Leaving Barga in the morning mist

Pieve di Santa Maria a Loppia



After a quick stop at the church and a coffee in Piano di Coreglia, we carried on along paved roads, still in a light drizzle. The rain had stopped by the time we reached the fortified village of Ghivizzano, where we met two ladies on their way to a fiftieth wedding anniversary party. 












From Ghivizzano we descended back into the valley and walked along another straight stretch of paved road before crossing over the Serchio River and heading uphill through the woods, coming out at the chapel of the Alpini above the village of Rocca. From there we descended to the Pieve di Cerreto, another country church which appeared to be abandoned and in need of repair, though there were people living in what was presumably originally the parsonage. 

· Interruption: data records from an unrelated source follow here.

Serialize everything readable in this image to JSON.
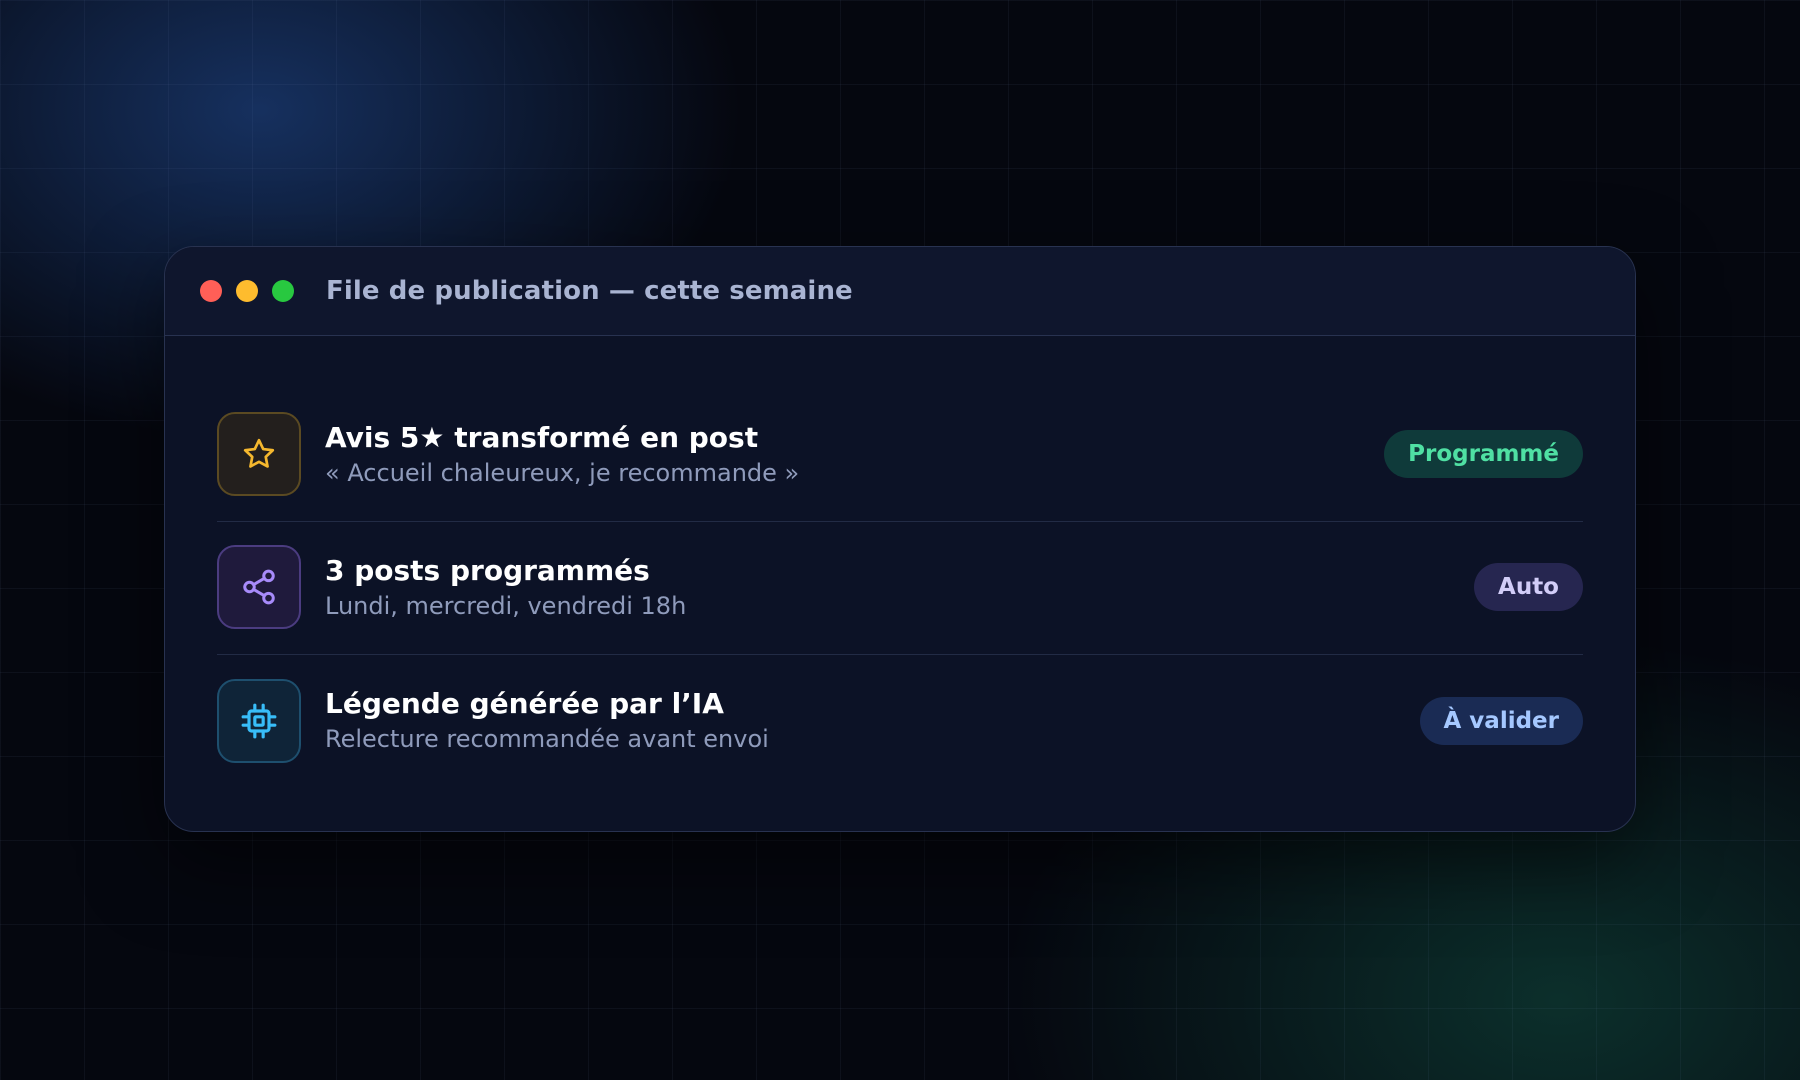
{
  "window": {
    "title": "File de publication — cette semaine",
    "controls": [
      "close",
      "minimize",
      "maximize"
    ]
  },
  "queue": {
    "items": [
      {
        "icon": "star-icon",
        "title": "Avis 5★ transformé en post",
        "subtitle": "« Accueil chaleureux, je recommande »",
        "status": "Programmé",
        "status_color": "#4fe0a3"
      },
      {
        "icon": "share-icon",
        "title": "3 posts programmés",
        "subtitle": "Lundi, mercredi, vendredi 18h",
        "status": "Auto",
        "status_color": "#d2cdf8"
      },
      {
        "icon": "chip-icon",
        "title": "Légende générée par l’IA",
        "subtitle": "Relecture recommandée avant envoi",
        "status": "À valider",
        "status_color": "#a5c8ff"
      }
    ]
  },
  "colors": {
    "background": "#05070f",
    "window": "#0c1226",
    "accent_gold": "#f5b82e",
    "accent_violet": "#a78bfa",
    "accent_cyan": "#38bdf8"
  }
}
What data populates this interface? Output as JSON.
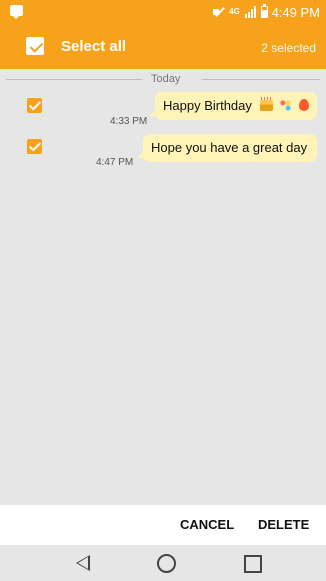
{
  "status_bar": {
    "time": "4:49 PM",
    "network_label": "4G",
    "icons": [
      "message-notification-icon",
      "mute-icon",
      "4g-icon",
      "signal-icon",
      "battery-icon"
    ]
  },
  "action_bar": {
    "select_all_label": "Select all",
    "selected_count": "2 selected"
  },
  "conversation": {
    "date_label": "Today",
    "messages": [
      {
        "time": "4:33 PM",
        "text": "Happy Birthday",
        "selected": true
      },
      {
        "time": "4:47 PM",
        "text": "Hope you have a great day",
        "selected": true
      }
    ]
  },
  "bottom_actions": {
    "cancel_label": "CANCEL",
    "delete_label": "DELETE"
  },
  "nav_bar": {
    "icons": [
      "back-icon",
      "home-icon",
      "recent-apps-icon"
    ]
  }
}
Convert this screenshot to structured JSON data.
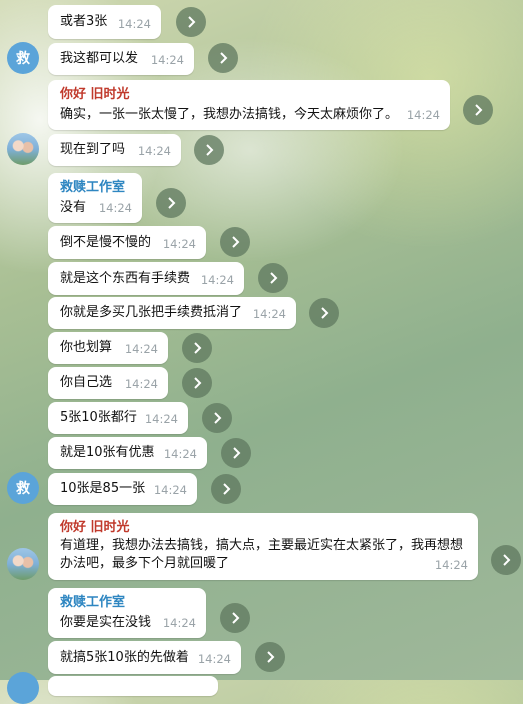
{
  "messages": [
    {
      "text": "或者3张",
      "time": "14:24"
    },
    {
      "text": "我这都可以发",
      "time": "14:24",
      "avatar": "救"
    },
    {
      "name": "你好 旧时光",
      "text": "确实，一张一张太慢了，我想办法搞钱，今天太麻烦你了。",
      "time": "14:24"
    },
    {
      "text": "现在到了吗",
      "time": "14:24"
    },
    {
      "name": "救赎工作室",
      "text": "没有",
      "time": "14:24"
    },
    {
      "text": "倒不是慢不慢的",
      "time": "14:24"
    },
    {
      "text": "就是这个东西有手续费",
      "time": "14:24"
    },
    {
      "text": "你就是多买几张把手续费抵消了",
      "time": "14:24"
    },
    {
      "text": "你也划算",
      "time": "14:24"
    },
    {
      "text": "你自己选",
      "time": "14:24"
    },
    {
      "text": "5张10张都行",
      "time": "14:24"
    },
    {
      "text": "就是10张有优惠",
      "time": "14:24"
    },
    {
      "text": "10张是85一张",
      "time": "14:24",
      "avatar": "救"
    },
    {
      "name": "你好 旧时光",
      "text": "有道理，我想办法去搞钱，搞大点，主要最近实在太紧张了，我再想想",
      "text2": "办法吧，最多下个月就回暖了",
      "time": "14:24"
    },
    {
      "name": "救赎工作室",
      "text": "你要是实在没钱",
      "time": "14:24"
    },
    {
      "text": "就搞5张10张的先做着",
      "time": "14:24"
    }
  ],
  "colors": {
    "name_red": "#c0392b",
    "name_blue": "#2e86c1",
    "avatar_blue": "#5ba4d9"
  },
  "icons": {
    "forward": "forward-arrow-icon",
    "avatar_photo": "user-photo-avatar"
  }
}
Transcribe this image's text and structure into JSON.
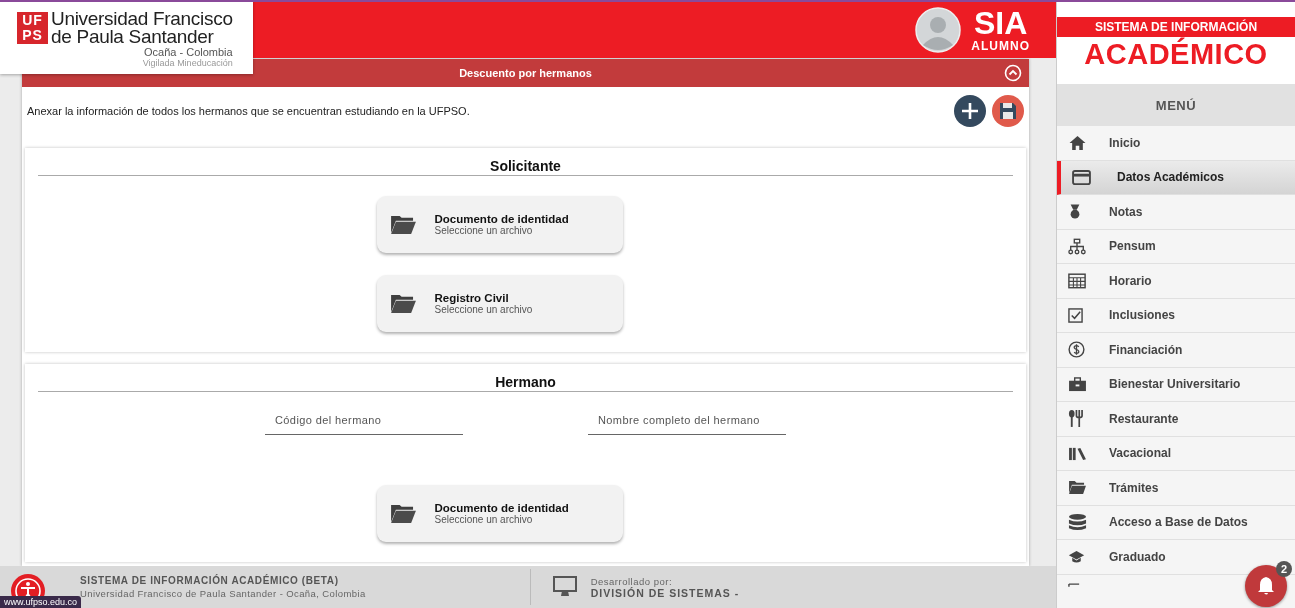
{
  "header": {
    "logo": {
      "mark_top": "UF",
      "mark_bottom": "PS",
      "line1": "Universidad Francisco",
      "line2": "de Paula Santander",
      "line3": "Ocaña - Colombia",
      "line4": "Vigilada Mineducación"
    },
    "app": "SIA",
    "role": "ALUMNO"
  },
  "panel": {
    "title": "Descuento por hermanos",
    "description": "Anexar la información de todos los hermanos que se encuentran estudiando en la UFPSO.",
    "sections": [
      {
        "title": "Solicitante",
        "files": [
          {
            "label": "Documento de identidad",
            "hint": "Seleccione un archivo"
          },
          {
            "label": "Registro Civil",
            "hint": "Seleccione un archivo"
          }
        ]
      },
      {
        "title": "Hermano",
        "fields": [
          {
            "placeholder": "Código del hermano"
          },
          {
            "placeholder": "Nombre completo del hermano"
          }
        ],
        "files": [
          {
            "label": "Documento de identidad",
            "hint": "Seleccione un archivo"
          }
        ]
      }
    ]
  },
  "footer": {
    "title": "SISTEMA DE INFORMACIÓN ACADÉMICO (BETA)",
    "subtitle": "Universidad Francisco de Paula Santander - Ocaña, Colombia",
    "dev_label": "Desarrollado por:",
    "dev_name": "DIVISIÓN DE SISTEMAS -"
  },
  "status_link": "www.ufpso.edu.co",
  "sidebar": {
    "brand_top": "SISTEMA DE INFORMACIÓN",
    "brand_main": "ACADÉMICO",
    "menu_title": "MENÚ",
    "items": [
      {
        "label": "Inicio",
        "selected": false
      },
      {
        "label": "Datos Académicos",
        "selected": true
      },
      {
        "label": "Notas",
        "selected": false
      },
      {
        "label": "Pensum",
        "selected": false
      },
      {
        "label": "Horario",
        "selected": false
      },
      {
        "label": "Inclusiones",
        "selected": false
      },
      {
        "label": "Financiación",
        "selected": false
      },
      {
        "label": "Bienestar Universitario",
        "selected": false
      },
      {
        "label": "Restaurante",
        "selected": false
      },
      {
        "label": "Vacacional",
        "selected": false
      },
      {
        "label": "Trámites",
        "selected": false
      },
      {
        "label": "Acceso a Base de Datos",
        "selected": false
      },
      {
        "label": "Graduado",
        "selected": false
      }
    ]
  },
  "notifications": {
    "count": "2"
  }
}
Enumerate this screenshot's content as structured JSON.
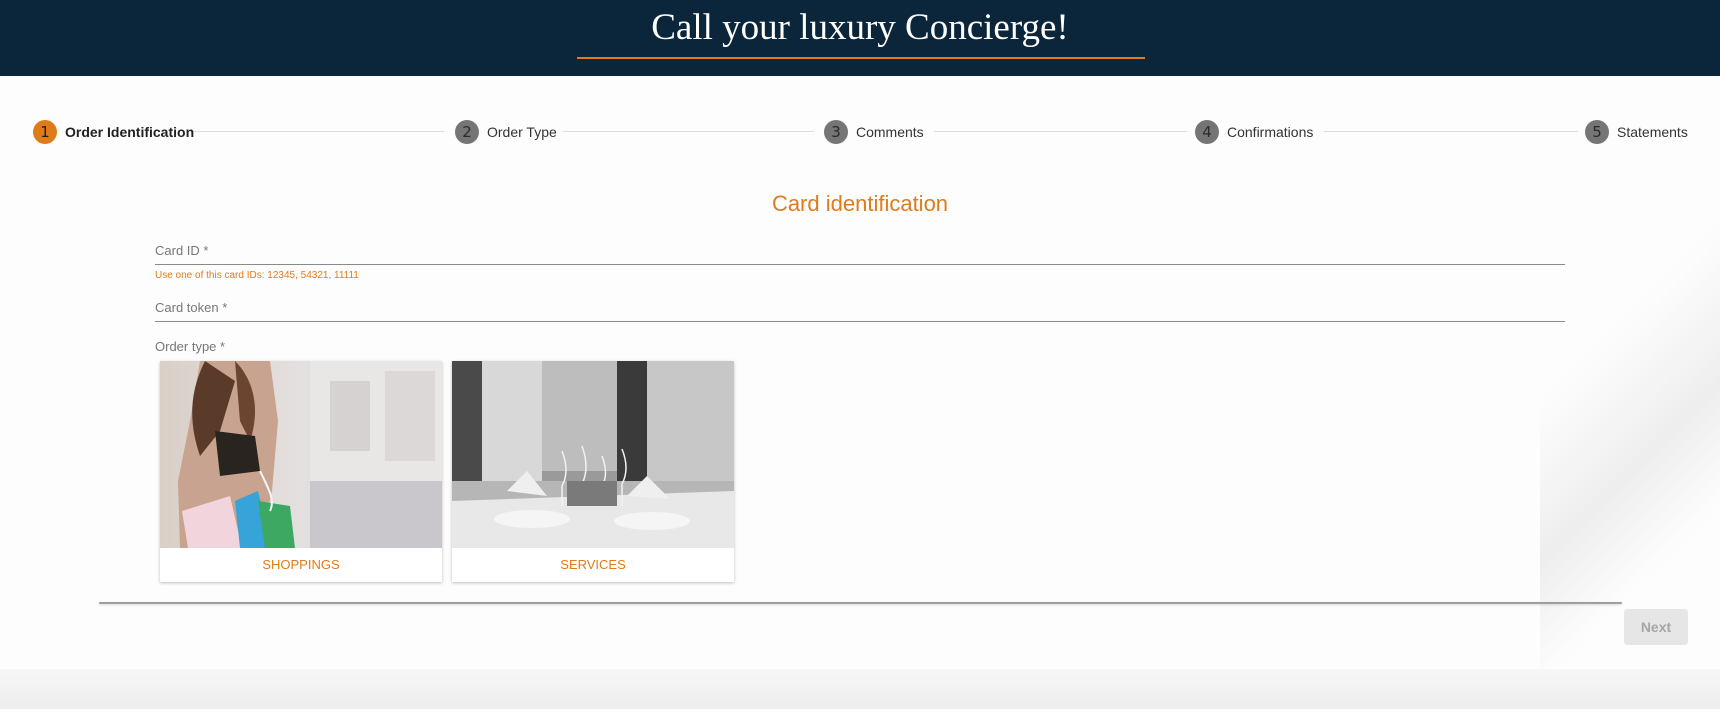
{
  "header": {
    "title": "Call your luxury Concierge!"
  },
  "stepper": {
    "steps": [
      {
        "number": "1",
        "label": "Order Identification"
      },
      {
        "number": "2",
        "label": "Order Type"
      },
      {
        "number": "3",
        "label": "Comments"
      },
      {
        "number": "4",
        "label": "Confirmations"
      },
      {
        "number": "5",
        "label": "Statements"
      }
    ],
    "active_step": 1
  },
  "form": {
    "title": "Card identification",
    "card_id": {
      "label": "Card ID *",
      "value": "",
      "hint": "Use one of this card IDs: 12345, 54321, 11111"
    },
    "card_token": {
      "label": "Card token *",
      "value": ""
    },
    "order_type": {
      "label": "Order type *",
      "options": [
        {
          "label": "SHOPPINGS"
        },
        {
          "label": "SERVICES"
        }
      ]
    }
  },
  "actions": {
    "next_label": "Next",
    "next_disabled": true
  },
  "colors": {
    "accent": "#e07b1a",
    "header_bg": "#0b253a",
    "step_inactive": "#757575"
  }
}
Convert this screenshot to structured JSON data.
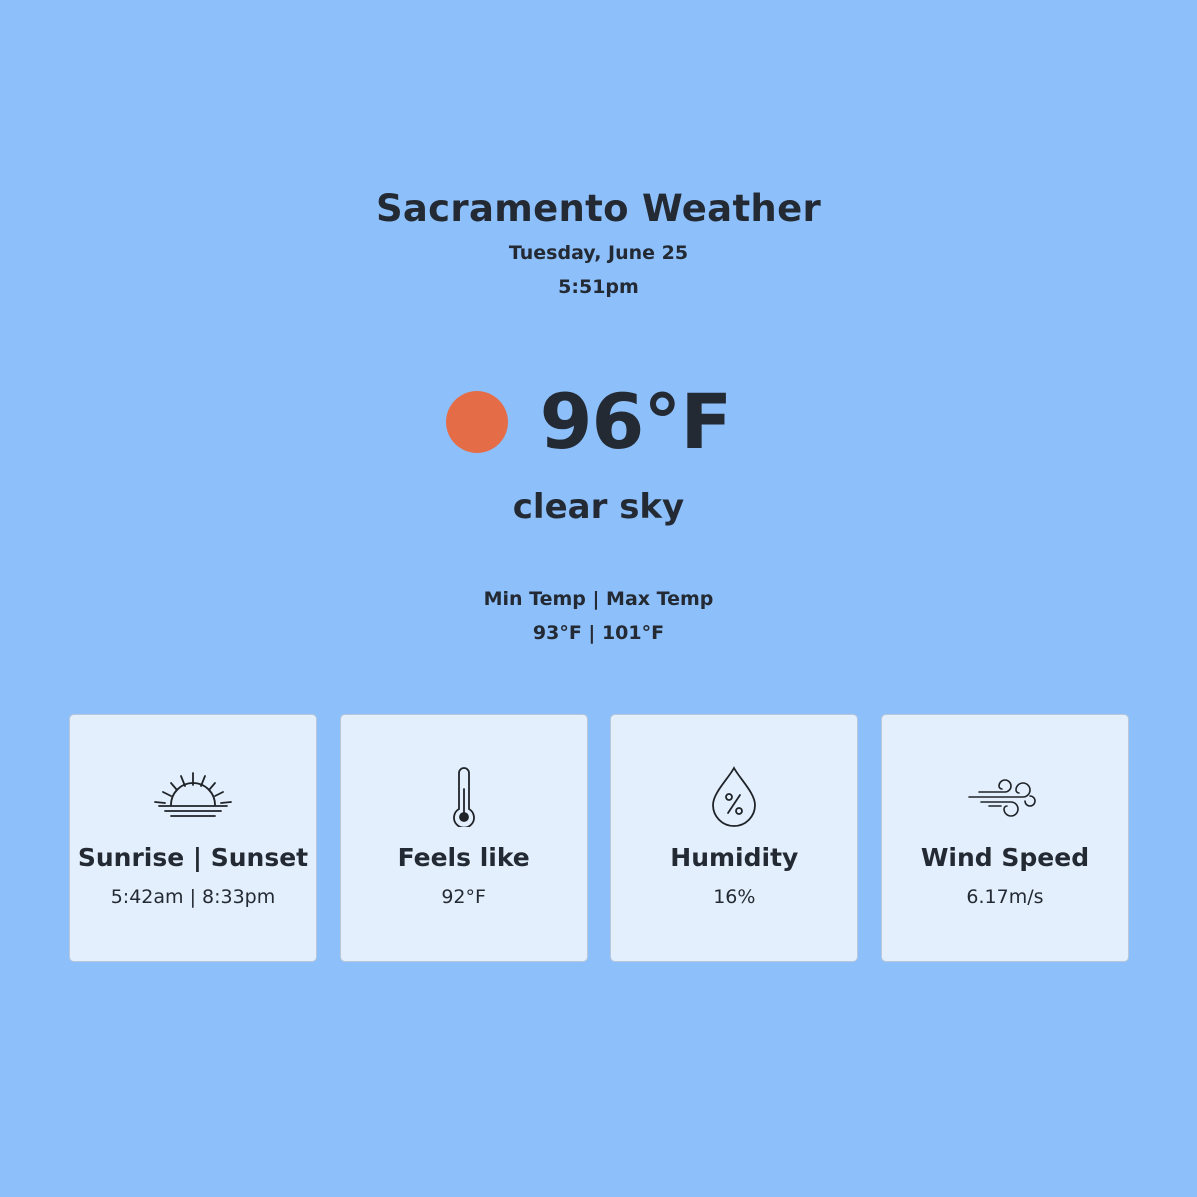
{
  "header": {
    "title": "Sacramento Weather",
    "date": "Tuesday, June 25",
    "time": "5:51pm"
  },
  "current": {
    "icon": "sun-icon",
    "icon_color": "#e46d47",
    "temperature": "96°F",
    "condition": "clear sky"
  },
  "min_max": {
    "label": "Min Temp | Max Temp",
    "value": "93°F | 101°F"
  },
  "cards": [
    {
      "icon": "sunrise-icon",
      "title": "Sunrise | Sunset",
      "value": "5:42am | 8:33pm"
    },
    {
      "icon": "thermometer-icon",
      "title": "Feels like",
      "value": "92°F"
    },
    {
      "icon": "humidity-drop-icon",
      "title": "Humidity",
      "value": "16%"
    },
    {
      "icon": "wind-icon",
      "title": "Wind Speed",
      "value": "6.17m/s"
    }
  ],
  "colors": {
    "background": "#8dc0fb",
    "card_background": "#e3effd",
    "text": "#242a33"
  }
}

From the church, we continued downhill on the southern slope of Monte Agliale, which was not wild and forested like the northern slope but cultivated, planted with olive trees, terraced and inhabited. We walked along the deserted main street of the village of Cerreto and came to Borgo di Mozzone, where we backtracked for half a kilometre to see the famous "Ponte del Diavolo", constructed around the year 1000 on the orders of Matilde di Canossa to allow pilgrims to cross the river on their way to Lucca. The modern-day pilgrimage route does not cross over the bridge, however, because the road on the other side has been taken over by vehicle traffic. So we contented ourselves with taking pictures of the bridge before returning to Borgo a Mozzano, passing the linea gotica, the Gothic Line defences from World War II, and continuing along a gravel road between olive groves and vegetable plots in the river valley for another hour, under threatening skies. It was just beginning to rain when we arrived at our bed and breakfast in Diecimo, a pretty village so named because it was ten miles up the Roman road from Lucca. 






Borgo a Mozzano 

Borgo a Mozzano 

The Gothic Line


Diecimo

The church in Diecimo (by night) 

Toad in Diecimo (by night) 

Barga - Diecimo 27.5 km

Only ten Roman miles to go! 



1 comment:

  1. Why measure in km when you have at your disposal Roman Miles = 1000 walking Roman paces of 5 feet but each foot (in Roman times) were only 11.6 inches, not 12 therefore 1 Roman Mile = 1481 m

    However, while approx 400 years ago the foot grew of 0.4 inches, some fools decided to use km instead.

    But the question is: how many sacks of grain is weighing your backpack?